Frozen food is hotting up. A combination of time-poor millenials, savvy PR and the launch of more premium options has shaken up the market to deliver an extra £373.5m in sales. So which foods are contributing most to this frozen food revival, and why? Here’s our list of the fastest-growing categories in percentage value.
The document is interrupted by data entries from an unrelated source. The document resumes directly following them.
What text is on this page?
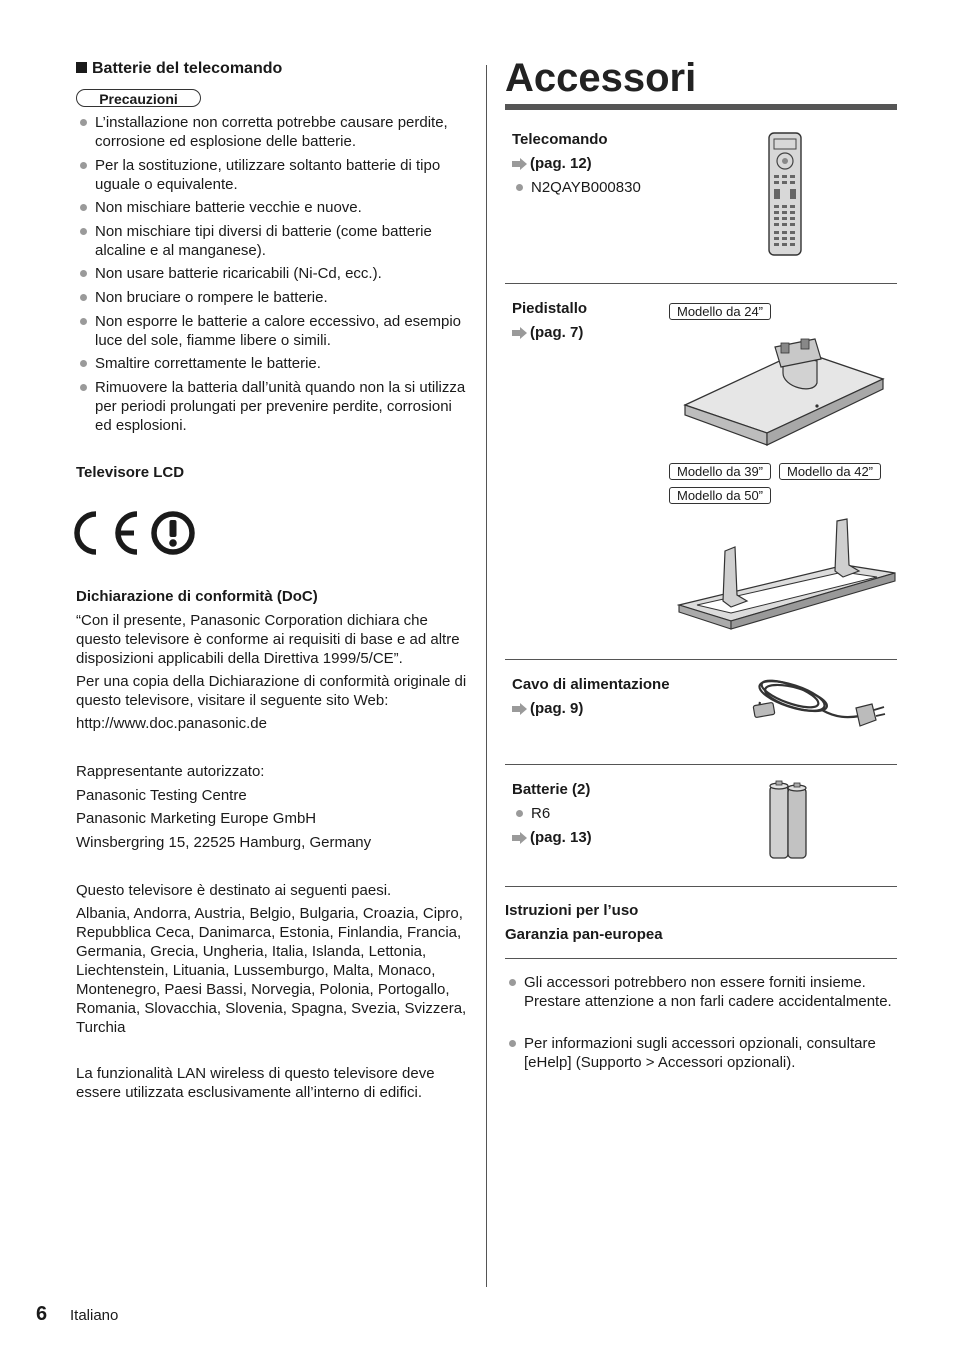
Batterie del telecomando
Precauzioni
L’installazione non corretta potrebbe causare perdite, corrosione ed esplosione delle batterie.
Per la sostituzione, utilizzare soltanto batterie di tipo uguale o equivalente.
Non mischiare batterie vecchie e nuove.
Non mischiare tipi diversi di batterie (come batterie alcaline e al manganese).
Non usare batterie ricaricabili (Ni-Cd, ecc.).
Non bruciare o rompere le batterie.
Non esporre le batterie a calore eccessivo, ad esempio luce del sole, fiamme libere o simili.
Smaltire correttamente le batterie.
Rimuovere la batteria dall’unità quando non la si utilizza per periodi prolungati per prevenire perdite, corrosioni ed esplosioni.
Televisore LCD
Dichiarazione di conformità (DoC)
“Con il presente, Panasonic Corporation dichiara che questo televisore è conforme ai requisiti di base e ad altre disposizioni applicabili della Direttiva 1999/5/CE”.
Per una copia della Dichiarazione di conformità originale di questo televisore, visitare il seguente sito Web:
http://www.doc.panasonic.de
Rappresentante autorizzato:
Panasonic Testing Centre
Panasonic Marketing Europe GmbH
Winsbergring 15, 22525 Hamburg, Germany
Questo televisore è destinato ai seguenti paesi.
Albania, Andorra, Austria, Belgio, Bulgaria, Croazia, Cipro, Repubblica Ceca, Danimarca, Estonia, Finlandia, Francia, Germania, Grecia, Ungheria, Italia, Islanda, Lettonia, Liechtenstein, Lituania, Lussemburgo, Malta, Monaco, Montenegro, Paesi Bassi, Norvegia, Polonia, Portogallo, Romania, Slovacchia, Slovenia, Spagna, Svezia, Svizzera, Turchia
La funzionalità LAN wireless di questo televisore deve essere utilizzata esclusivamente all’interno di edifici.
Accessori
Telecomando
(pag. 12)
N2QAYB000830
Piedistallo
(pag. 7)
Modello da 24”
Modello da 39”	Modello da 42”
Modello da 50”
Cavo di alimentazione
(pag. 9)
Batterie (2)
R6
(pag. 13)
Istruzioni per l’uso
Garanzia pan-europea
Gli accessori potrebbero non essere forniti insieme. Prestare attenzione a non farli cadere accidentalmente.
Per informazioni sugli accessori opzionali, consultare [eHelp] (Supporto > Accessori opzionali).
6 Italiano
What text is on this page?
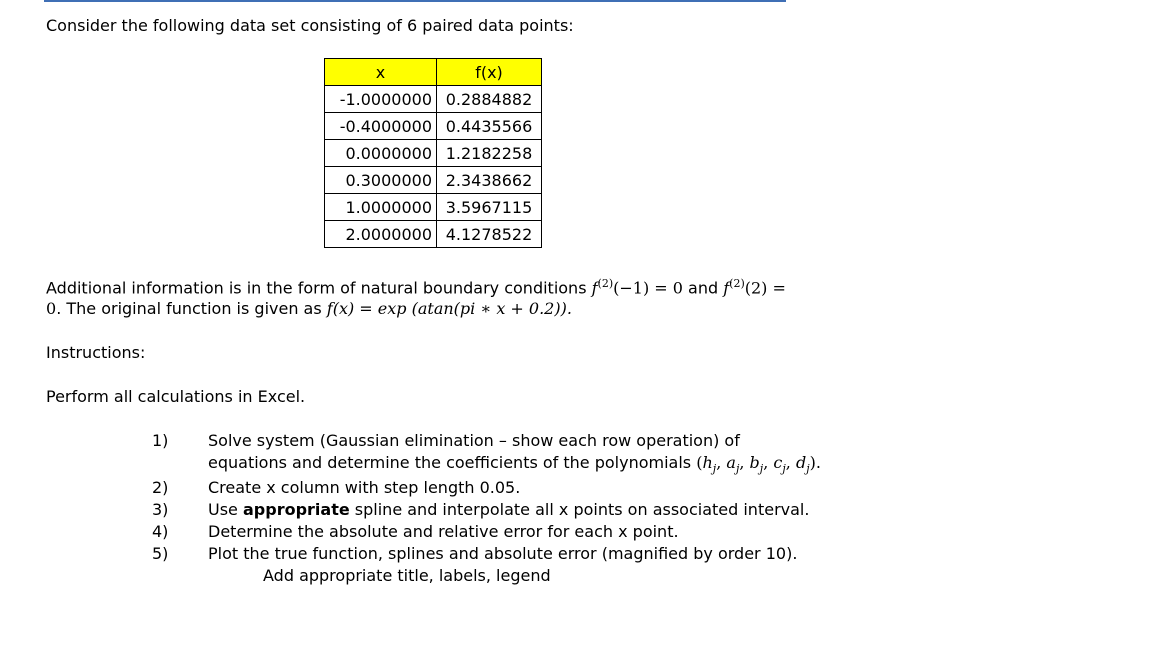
Consider the following data set consisting of 6 paired data points:
x	f(x)
-1.0000000	0.2884882
-0.4000000	0.4435566
0.0000000	1.2182258
0.3000000	2.3438662
1.0000000	3.5967115
2.0000000	4.1278522
Additional information is in the form of natural boundary conditions $f^{(2)}(-1) = 0$ and $f^{(2)}(2)$ =
0. The original function is given as f(x) = exp (atan(pi ∗ x + 0.2)).
Instructions:
Perform all calculations in Excel.
1) Solve system (Gaussian elimination – show each row operation) of
equations and determine the coefficients of the polynomials ($h_j$, $a_j$, $b_j$, $c_j$, $d_j$).
2) Create x column with step length 0.05.
3) Use appropriate spline and interpolate all x points on associated interval.
4) Determine the absolute and relative error for each x point.
5) Plot the true function, splines and absolute error (magnified by order 10).
Add appropriate title, labels, legend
1. Processed poultry (+17.9%)
Once associated with Turkey Twizzlers, the processed poultry aisle has shaken up its image (and is unlikely to attract so much of Jamie Oliver’s ire). Yes, there are still plenty of cheap and cheerful options for kids. One of these is Bernard Matthews Turkey-Mojis, turkey pieces in the shape of emojis that have helped the brand grow value by 17.7%. But there are also plenty of grown-up options in this £129.3m category. Birds Eye ran its £8m ‘Winner, Winner, Birds Eye Chicken for Dinner’ multimedia campaign in March with the aim of highlighting the quality of its produce. This activity was supported by the launch of more adventurous, distinctly grown-up flavours such as Katsu Curry, Mexican Nacho Crumb and Soy, Ginger & Garlic chicken chargrills.
2. Veg protein (+10.7%)
As plant-based fever hits the UK, the freezers haven’t been immune. The £144.1m frozen veg protein market has been home to a number of innovative launches over the past year, including Linda McCartney’s vegetarian beef roast dinner and range of vegetarian finger foods such as mini vegetarian beef wellingtons and cocktail sausages. And of course, there is the craze for ‘bleeding’ veggie burgers. Iceland unveiled its No Bull burger with soya bean and beetroot powder in April, and US burger Beyond Meat is set to make its hotly anticipated UK debut in July.
3. Red meat (+9.5%)
Perhaps surprisingly given the buzz around veggie options, red meat has also racked up some pretty impressive growth. In the past, consumers may have been dubious about buying their steaks and sausages from the freezer aisle. But it seems the message around the quality of frozen produce is finally getting through. High-end innovations have also been key to driving this growth. Iceland brought out luxury venison quarter pounders and Birds Eye has debuted some premium-looking Inspirations burgers with flavours such as mozzarella, sundried tomato and basil.
4. Ice cream (+8.5%)
Another category to benefit from a Stateside influence is ice cream. The past year has seen many big-name, low-calorie US brands such as Halo Top make waves in the UK market, inspiring even Ben & Jerry’s to launch its own healthier range. It’s not all about low-cal, though. Häagen-Dazs increased its value by nearly a third after rebranding last year and bringing out new flavours such as Peanut Butter Crunch (inspired by the growth in peanut butter sales) plus new formats such as mini stick bars and mini cups.
5. Ready meals (+8%)
No longer a poor man’s dinner, the frozen ready meal has gone all premium. A case in point is Iceland’s Hungry Heroes brand. Targeting parents who may previously have baulked at the idea of serving their kids frozen ready meals, the range has no added sugar, no artificial colours and a high protein content. The three products – Pea and Chicken Nuggets, Macaroni Cheese with Sweet Potato & Cauliflower, and Spaghetti Bolognese with Butternut Squash – aim to put a healthier twist on childhood favourites. There is also demand for premium at the adult end, says Nik Basran, managing director of frozen world foods brand The Authentic Food Co. “Consumers are seeking out great-tasting convenience foods, resulting in premium frozen ready meals experiencing a 9.5% growth year on year.”